If so can you please explain:
1. how exactly this proposal would operate 
2. what you see as the consequences of such a move for the tenants who depend on private rented accommodation for a roof over their heads - especially those who are not in a position, or who don't necessarily want, to buy their own homes in the foreseeable future.
3. how it can be implemented without repeating the mistakes of Bacon.

(Btw, in seeking to 'even the playing field' I presume you don't propose to remove the current Stamp Duty and CGT concessions that currently discriminate against investors?)


----------



## Unregistered (22 Apr 2005)

Would your "evening of the playing field" include reducing stamp duty rates for investors, and eliminating CGT on any gains made on the sale of the property, or is it the old socialist mantra of tax the hell out of the land owning classes ?


----------



## Fly (22 Apr 2005)

Hi Billy
I really meant that when the houses prices stop rising at 5% plus per year, houses are still attractive to people who want somewhere to live, but an investor has different priorities and will probably be looking elsewhere.
I know there's always some risk but if you need somewhere to live and want to know that your monthly outgoings are going to be steady over the next 20 years, then buying is still the way to go.  And even if house prices actually go down, as opposed to a slowing of the growth rate, it won't effect people living in them, unless they want to sell, in which case the house they aim to move to has probably also gone down in value.


----------



## 3GConsumer (22 Apr 2005)

foxylady said:
			
		

> When are the government going to clamp down on investors if at all because they are really making life even harder for us first time buyers as if it wasnt already hard enough. I recently was to view a house and got a call back off the auctioneer to say it was sold to an investor who offered 10k over the asking without even looking at the place. Two days later i tried to look at another property that had just gone on the market and same thing had happened.Talk about frustrating



hi foxylady ......... my heart bleeds...

FTB are exempt from
1. stamp duty up to 317,000
2. Can avail of rent a room scheme .... tax free up to 6.000( approx.)
3. Have TRS on the property ............

Oh how tragic oh maybe you want the gov .....to give you an interest free deposit on your house .
I was an FTB  when the stamp duty was exempt up to 190.000
and no I am not an investor I have decided against it for similar reasons as FLY said and the grief of being a landlord in an over saturated buy to let market.....


----------



## Unregistered (22 Apr 2005)

Labour have always had a bit of an ambivalent attitude towards the bin charge protesters: they've never quite come out and condemned the tax evading tactics outright.


----------



## ajapale (22 Apr 2005)

If people want to debate tax evasion, bin charges or indeed the Labour Party they are free to start another thread. In the meantime can we keep this debate to the point. 

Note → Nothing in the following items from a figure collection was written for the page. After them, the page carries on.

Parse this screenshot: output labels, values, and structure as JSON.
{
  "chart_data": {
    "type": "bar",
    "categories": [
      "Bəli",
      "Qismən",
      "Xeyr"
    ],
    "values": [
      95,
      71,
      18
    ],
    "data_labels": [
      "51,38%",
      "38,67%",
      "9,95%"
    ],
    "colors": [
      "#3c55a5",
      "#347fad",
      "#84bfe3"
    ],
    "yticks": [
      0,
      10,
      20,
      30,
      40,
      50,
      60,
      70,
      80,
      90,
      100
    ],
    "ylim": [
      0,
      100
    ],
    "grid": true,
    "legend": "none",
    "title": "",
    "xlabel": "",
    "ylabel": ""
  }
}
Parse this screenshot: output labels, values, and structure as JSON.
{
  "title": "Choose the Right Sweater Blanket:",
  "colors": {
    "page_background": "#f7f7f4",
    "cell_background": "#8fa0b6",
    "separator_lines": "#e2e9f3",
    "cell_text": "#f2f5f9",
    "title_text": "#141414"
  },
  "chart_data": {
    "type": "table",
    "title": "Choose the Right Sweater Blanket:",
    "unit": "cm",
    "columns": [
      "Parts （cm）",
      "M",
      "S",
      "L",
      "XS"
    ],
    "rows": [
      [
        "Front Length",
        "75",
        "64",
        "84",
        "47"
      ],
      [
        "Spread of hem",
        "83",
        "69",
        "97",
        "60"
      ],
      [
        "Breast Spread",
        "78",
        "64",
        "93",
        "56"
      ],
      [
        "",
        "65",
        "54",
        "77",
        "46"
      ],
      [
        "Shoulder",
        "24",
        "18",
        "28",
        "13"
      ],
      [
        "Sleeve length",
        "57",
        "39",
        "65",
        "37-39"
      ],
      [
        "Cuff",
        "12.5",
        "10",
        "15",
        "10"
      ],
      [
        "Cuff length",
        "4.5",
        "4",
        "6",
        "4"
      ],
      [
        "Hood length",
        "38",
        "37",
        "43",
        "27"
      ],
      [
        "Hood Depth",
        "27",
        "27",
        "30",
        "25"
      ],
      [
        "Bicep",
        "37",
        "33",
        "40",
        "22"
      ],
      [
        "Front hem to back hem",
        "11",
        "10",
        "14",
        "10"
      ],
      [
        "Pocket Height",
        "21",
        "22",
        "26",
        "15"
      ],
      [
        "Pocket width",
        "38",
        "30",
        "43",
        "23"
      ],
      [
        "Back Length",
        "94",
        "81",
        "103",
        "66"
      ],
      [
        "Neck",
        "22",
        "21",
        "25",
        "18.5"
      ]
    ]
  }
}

Investors make it hard on FTB's and why doesnt the governement do something about it?

Thanks
ajapale


----------



## RainyDay (22 Apr 2005)

Why not cap the relief for investors at the same level as the cap for residential buyers? A fairly simple and not too drastic approach to even out the playing fields and help some FTB's to get a foot on the latter. Why not increase the threshold for the rent a room scheme in line with rental inflation each year - this should take it up €10k or €12k now - Allow an FTB to rent out 2 rooms without risking going over the threshold.

I've seen two 30-something family members 'emigrate' (one down the sticks, one down under) in one month as a result of their inability to buy a half-decent house in Dublin. We can't allow the current situation to continue.


----------



## Unregistered (26 Apr 2005)

*Re: Investors*



			
				daveco23 said:
			
		

> tax them higher .
> Why do that? I understand your frustration, but why punish people for showing some initiative and entrepreneurial get up and go?

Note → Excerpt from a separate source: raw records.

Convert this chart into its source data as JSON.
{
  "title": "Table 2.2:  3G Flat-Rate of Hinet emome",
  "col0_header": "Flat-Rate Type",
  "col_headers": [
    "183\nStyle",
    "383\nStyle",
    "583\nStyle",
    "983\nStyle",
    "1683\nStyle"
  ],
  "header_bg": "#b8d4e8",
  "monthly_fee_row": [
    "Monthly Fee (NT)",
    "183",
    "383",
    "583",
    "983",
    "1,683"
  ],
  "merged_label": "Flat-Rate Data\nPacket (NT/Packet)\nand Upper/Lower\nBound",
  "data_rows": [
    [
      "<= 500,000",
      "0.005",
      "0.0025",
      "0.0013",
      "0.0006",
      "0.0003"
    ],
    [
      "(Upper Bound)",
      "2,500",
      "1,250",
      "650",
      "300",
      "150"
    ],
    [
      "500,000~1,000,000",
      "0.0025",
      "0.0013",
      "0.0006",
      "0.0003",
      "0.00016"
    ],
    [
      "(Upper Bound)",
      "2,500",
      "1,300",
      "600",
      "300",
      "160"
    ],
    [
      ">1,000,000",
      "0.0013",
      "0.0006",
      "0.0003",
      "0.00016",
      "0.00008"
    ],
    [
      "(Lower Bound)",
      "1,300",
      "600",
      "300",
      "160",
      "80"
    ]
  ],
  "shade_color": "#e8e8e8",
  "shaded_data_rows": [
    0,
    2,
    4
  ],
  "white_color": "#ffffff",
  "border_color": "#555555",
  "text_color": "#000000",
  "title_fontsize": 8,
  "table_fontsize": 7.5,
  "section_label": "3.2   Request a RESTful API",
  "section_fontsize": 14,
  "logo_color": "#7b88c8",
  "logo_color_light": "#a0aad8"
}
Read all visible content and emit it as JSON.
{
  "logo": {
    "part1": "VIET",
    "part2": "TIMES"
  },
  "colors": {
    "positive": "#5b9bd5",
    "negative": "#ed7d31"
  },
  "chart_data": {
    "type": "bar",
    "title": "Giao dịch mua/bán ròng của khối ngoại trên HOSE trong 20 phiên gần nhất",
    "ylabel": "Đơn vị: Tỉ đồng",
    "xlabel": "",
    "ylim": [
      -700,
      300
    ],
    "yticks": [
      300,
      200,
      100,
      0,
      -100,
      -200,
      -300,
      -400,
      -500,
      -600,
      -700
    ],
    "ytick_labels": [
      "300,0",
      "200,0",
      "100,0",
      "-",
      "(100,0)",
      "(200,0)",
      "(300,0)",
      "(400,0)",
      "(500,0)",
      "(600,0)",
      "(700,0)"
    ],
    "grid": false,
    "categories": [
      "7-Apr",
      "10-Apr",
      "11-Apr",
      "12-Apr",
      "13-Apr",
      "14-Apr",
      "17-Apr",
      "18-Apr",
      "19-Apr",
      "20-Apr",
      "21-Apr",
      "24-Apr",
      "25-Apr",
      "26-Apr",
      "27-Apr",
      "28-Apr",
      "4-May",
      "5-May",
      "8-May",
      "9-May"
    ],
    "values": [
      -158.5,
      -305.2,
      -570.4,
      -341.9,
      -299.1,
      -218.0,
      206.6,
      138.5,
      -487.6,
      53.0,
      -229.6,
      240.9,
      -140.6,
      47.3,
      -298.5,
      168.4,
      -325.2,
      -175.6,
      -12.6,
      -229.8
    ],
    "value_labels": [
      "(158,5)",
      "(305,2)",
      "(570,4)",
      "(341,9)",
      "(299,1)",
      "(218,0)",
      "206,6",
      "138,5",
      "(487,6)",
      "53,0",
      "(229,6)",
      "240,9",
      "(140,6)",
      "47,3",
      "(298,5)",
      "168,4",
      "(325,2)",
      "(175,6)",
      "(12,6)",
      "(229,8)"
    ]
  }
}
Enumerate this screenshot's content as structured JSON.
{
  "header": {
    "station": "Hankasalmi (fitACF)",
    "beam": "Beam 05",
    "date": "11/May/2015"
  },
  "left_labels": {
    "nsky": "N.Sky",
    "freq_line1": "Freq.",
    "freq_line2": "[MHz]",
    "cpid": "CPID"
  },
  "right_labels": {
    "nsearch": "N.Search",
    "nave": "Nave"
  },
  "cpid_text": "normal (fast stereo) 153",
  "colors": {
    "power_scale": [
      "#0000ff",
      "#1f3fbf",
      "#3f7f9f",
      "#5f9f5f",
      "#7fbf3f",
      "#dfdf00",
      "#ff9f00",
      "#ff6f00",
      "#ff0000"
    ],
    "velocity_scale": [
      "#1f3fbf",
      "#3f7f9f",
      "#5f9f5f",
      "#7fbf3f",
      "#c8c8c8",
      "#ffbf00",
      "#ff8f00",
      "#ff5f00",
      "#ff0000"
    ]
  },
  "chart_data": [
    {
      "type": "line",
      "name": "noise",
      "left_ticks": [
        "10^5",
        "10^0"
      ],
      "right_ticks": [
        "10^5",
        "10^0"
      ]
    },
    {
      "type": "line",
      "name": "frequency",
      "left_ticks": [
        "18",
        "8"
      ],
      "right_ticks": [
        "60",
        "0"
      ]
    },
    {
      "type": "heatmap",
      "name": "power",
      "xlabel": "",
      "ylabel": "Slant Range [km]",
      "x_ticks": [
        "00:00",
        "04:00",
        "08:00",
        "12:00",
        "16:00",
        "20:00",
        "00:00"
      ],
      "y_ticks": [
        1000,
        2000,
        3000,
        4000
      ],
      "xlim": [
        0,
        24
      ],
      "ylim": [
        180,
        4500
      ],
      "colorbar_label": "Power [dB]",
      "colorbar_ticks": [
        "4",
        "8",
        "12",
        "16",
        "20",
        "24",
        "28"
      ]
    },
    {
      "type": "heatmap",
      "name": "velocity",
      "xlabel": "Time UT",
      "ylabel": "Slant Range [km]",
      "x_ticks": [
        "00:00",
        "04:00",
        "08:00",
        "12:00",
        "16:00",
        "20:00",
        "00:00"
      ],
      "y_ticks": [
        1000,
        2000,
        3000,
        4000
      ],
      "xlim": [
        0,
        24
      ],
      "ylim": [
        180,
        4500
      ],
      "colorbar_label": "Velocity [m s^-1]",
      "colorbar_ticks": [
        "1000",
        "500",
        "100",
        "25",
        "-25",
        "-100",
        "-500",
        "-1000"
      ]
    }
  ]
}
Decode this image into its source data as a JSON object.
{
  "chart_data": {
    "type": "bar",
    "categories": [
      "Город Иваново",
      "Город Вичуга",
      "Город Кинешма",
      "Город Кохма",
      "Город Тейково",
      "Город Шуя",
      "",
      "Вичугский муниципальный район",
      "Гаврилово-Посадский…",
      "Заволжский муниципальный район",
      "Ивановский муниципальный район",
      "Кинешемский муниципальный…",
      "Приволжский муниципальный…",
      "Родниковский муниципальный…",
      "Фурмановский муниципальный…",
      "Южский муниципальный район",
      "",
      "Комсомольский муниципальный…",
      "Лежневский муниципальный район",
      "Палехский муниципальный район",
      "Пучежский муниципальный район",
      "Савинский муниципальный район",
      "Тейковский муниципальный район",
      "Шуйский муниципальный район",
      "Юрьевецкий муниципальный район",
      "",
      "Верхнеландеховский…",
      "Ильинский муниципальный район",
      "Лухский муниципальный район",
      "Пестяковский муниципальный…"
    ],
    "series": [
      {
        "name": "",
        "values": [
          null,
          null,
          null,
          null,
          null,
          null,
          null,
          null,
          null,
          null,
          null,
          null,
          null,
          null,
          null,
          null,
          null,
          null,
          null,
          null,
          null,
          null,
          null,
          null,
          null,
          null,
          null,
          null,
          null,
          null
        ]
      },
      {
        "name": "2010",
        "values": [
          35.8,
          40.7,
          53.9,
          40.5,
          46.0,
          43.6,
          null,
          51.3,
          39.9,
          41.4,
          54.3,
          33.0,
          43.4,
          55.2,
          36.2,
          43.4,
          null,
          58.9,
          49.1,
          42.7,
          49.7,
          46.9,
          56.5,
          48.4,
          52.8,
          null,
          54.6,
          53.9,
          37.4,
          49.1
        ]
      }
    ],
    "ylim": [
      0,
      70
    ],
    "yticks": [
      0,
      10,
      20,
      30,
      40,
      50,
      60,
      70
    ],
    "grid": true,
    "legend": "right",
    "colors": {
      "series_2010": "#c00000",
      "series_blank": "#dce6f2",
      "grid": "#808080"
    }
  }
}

I don't see it so much as a punishment but more as a protective disincentive. Anything that moves investors (particularly the amateur johnny-come-lately ones) away from the property market is probably for their own good given the way things are looking..

I mean seriously who is buying propery now in Dublin with a view to big profits in asset appreciation ??  Can't be the smart money, can it ?


----------



## Unregistered (27 Apr 2005)

Lots of not very bright people out there in Dubbellin though. 

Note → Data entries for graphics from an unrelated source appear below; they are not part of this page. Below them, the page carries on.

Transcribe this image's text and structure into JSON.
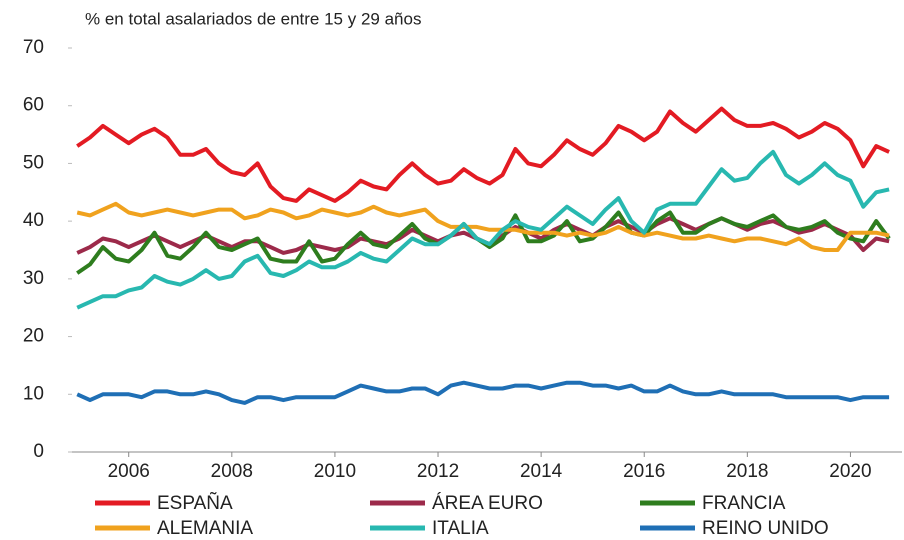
{
  "chart_data": {
    "type": "line",
    "subtitle": "% en total asalariados de entre 15 y 29 años",
    "x": [
      2005,
      2005.25,
      2005.5,
      2005.75,
      2006,
      2006.25,
      2006.5,
      2006.75,
      2007,
      2007.25,
      2007.5,
      2007.75,
      2008,
      2008.25,
      2008.5,
      2008.75,
      2009,
      2009.25,
      2009.5,
      2009.75,
      2010,
      2010.25,
      2010.5,
      2010.75,
      2011,
      2011.25,
      2011.5,
      2011.75,
      2012,
      2012.25,
      2012.5,
      2012.75,
      2013,
      2013.25,
      2013.5,
      2013.75,
      2014,
      2014.25,
      2014.5,
      2014.75,
      2015,
      2015.25,
      2015.5,
      2015.75,
      2016,
      2016.25,
      2016.5,
      2016.75,
      2017,
      2017.25,
      2017.5,
      2017.75,
      2018,
      2018.25,
      2018.5,
      2018.75,
      2019,
      2019.25,
      2019.5,
      2019.75,
      2020,
      2020.25,
      2020.5,
      2020.75
    ],
    "xlim": [
      2004.9,
      2021.0
    ],
    "xticks": [
      2006,
      2008,
      2010,
      2012,
      2014,
      2016,
      2018,
      2020
    ],
    "ylim": [
      0,
      70
    ],
    "yticks": [
      0,
      10,
      20,
      30,
      40,
      50,
      60,
      70
    ],
    "legend": "bottom",
    "series": [
      {
        "name": "ESPAÑA",
        "color": "#e31b23",
        "values": [
          53,
          54.5,
          56.5,
          55,
          53.5,
          55,
          56,
          54.5,
          51.5,
          51.5,
          52.5,
          50,
          48.5,
          48,
          50,
          46,
          44,
          43.5,
          45.5,
          44.5,
          43.5,
          45,
          47,
          46,
          45.5,
          48,
          50,
          48,
          46.5,
          47,
          49,
          47.5,
          46.5,
          48,
          52.5,
          50,
          49.5,
          51.5,
          54,
          52.5,
          51.5,
          53.5,
          56.5,
          55.5,
          54,
          55.5,
          59,
          57,
          55.5,
          57.5,
          59.5,
          57.5,
          56.5,
          56.5,
          57,
          56,
          54.5,
          55.5,
          57,
          56,
          54,
          49.5,
          53,
          52
        ]
      },
      {
        "name": "ÁREA EURO",
        "color": "#9c2a4a",
        "values": [
          34.5,
          35.5,
          37,
          36.5,
          35.5,
          36.5,
          37.5,
          36.5,
          35.5,
          36.5,
          37.5,
          36.5,
          35.5,
          36.5,
          36.5,
          35.5,
          34.5,
          35,
          36,
          35.5,
          35,
          35.5,
          37,
          36.5,
          36,
          37,
          38.5,
          37.5,
          36.5,
          37.5,
          38,
          37,
          36,
          37.5,
          39,
          38,
          37,
          38.5,
          39.5,
          38.5,
          37.5,
          39,
          40,
          39,
          38,
          39.5,
          40.5,
          39.5,
          38.5,
          39.5,
          40.5,
          39.5,
          38.5,
          39.5,
          40,
          39,
          38,
          38.5,
          39.5,
          38.5,
          37.5,
          35,
          37,
          36.5
        ]
      },
      {
        "name": "FRANCIA",
        "color": "#2e7d1e",
        "values": [
          31,
          32.5,
          35.5,
          33.5,
          33,
          35,
          38,
          34,
          33.5,
          35.5,
          38,
          35.5,
          35,
          36,
          37,
          33.5,
          33,
          33,
          36.5,
          33,
          33.5,
          36,
          38,
          36,
          35.5,
          37.5,
          39.5,
          37,
          36,
          37.5,
          39.5,
          37,
          35.5,
          37,
          41,
          36.5,
          36.5,
          37.5,
          40,
          36.5,
          37,
          39,
          41.5,
          38,
          37.5,
          40,
          41.5,
          38,
          38,
          39.5,
          40.5,
          39.5,
          39,
          40,
          41,
          39,
          38.5,
          39,
          40,
          38,
          37,
          36.5,
          40,
          37
        ]
      },
      {
        "name": "ALEMANIA",
        "color": "#f0a21e",
        "values": [
          41.5,
          41,
          42,
          43,
          41.5,
          41,
          41.5,
          42,
          41.5,
          41,
          41.5,
          42,
          42,
          40.5,
          41,
          42,
          41.5,
          40.5,
          41,
          42,
          41.5,
          41,
          41.5,
          42.5,
          41.5,
          41,
          41.5,
          42,
          40,
          39,
          39,
          39,
          38.5,
          38.5,
          38.5,
          38,
          38,
          38,
          37.5,
          38,
          37.5,
          38,
          39,
          38,
          37.5,
          38,
          37.5,
          37,
          37,
          37.5,
          37,
          36.5,
          37,
          37,
          36.5,
          36,
          37,
          35.5,
          35,
          35,
          38,
          38,
          38,
          37.5
        ]
      },
      {
        "name": "ITALIA",
        "color": "#28b8b0",
        "values": [
          25,
          26,
          27,
          27,
          28,
          28.5,
          30.5,
          29.5,
          29,
          30,
          31.5,
          30,
          30.5,
          33,
          34,
          31,
          30.5,
          31.5,
          33,
          32,
          32,
          33,
          34.5,
          33.5,
          33,
          35,
          37,
          36,
          36,
          37.5,
          39.5,
          37,
          36,
          38.5,
          40,
          39,
          38.5,
          40.5,
          42.5,
          41,
          39.5,
          42,
          44,
          40,
          38,
          42,
          43,
          43,
          43,
          46,
          49,
          47,
          47.5,
          50,
          52,
          48,
          46.5,
          48,
          50,
          48,
          47,
          42.5,
          45,
          45.5
        ]
      },
      {
        "name": "REINO UNIDO",
        "color": "#1f6fb5",
        "values": [
          10,
          9,
          10,
          10,
          10,
          9.5,
          10.5,
          10.5,
          10,
          10,
          10.5,
          10,
          9,
          8.5,
          9.5,
          9.5,
          9,
          9.5,
          9.5,
          9.5,
          9.5,
          10.5,
          11.5,
          11,
          10.5,
          10.5,
          11,
          11,
          10,
          11.5,
          12,
          11.5,
          11,
          11,
          11.5,
          11.5,
          11,
          11.5,
          12,
          12,
          11.5,
          11.5,
          11,
          11.5,
          10.5,
          10.5,
          11.5,
          10.5,
          10,
          10,
          10.5,
          10,
          10,
          10,
          10,
          9.5,
          9.5,
          9.5,
          9.5,
          9.5,
          9,
          9.5,
          9.5,
          9.5
        ]
      }
    ]
  }
}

Look at all the support that Labour and the Shinners get


----------



## KingofCork (29 Apr 2005)

The world doesn't begin and end in Dublin, ye know


----------



## Purple (29 Apr 2005)

While I don't have a problem in principle with rainydays proposal (even though I am a landlord) I really don't see how it would work in practice. A company is taxed on its profits. Interest payments on business loans are an expense and so are deducted from income when calculating tax liability. There would be all sorts of grey areas if you tried to bring in this law. For example would it apply to commercial properties? If it didn't apply what would be the situation where a shop with living accommodation was let out on a single lease? 
It strikes me that the only people who would by effected by this would be the small time investors as large companies with good accountants and lawyers would find a way around it. This might help first time buyers in the short term but those big players would fill the gap faster than the FTB's. It would also not sit very well with those holding socialist views of how the world should work.


----------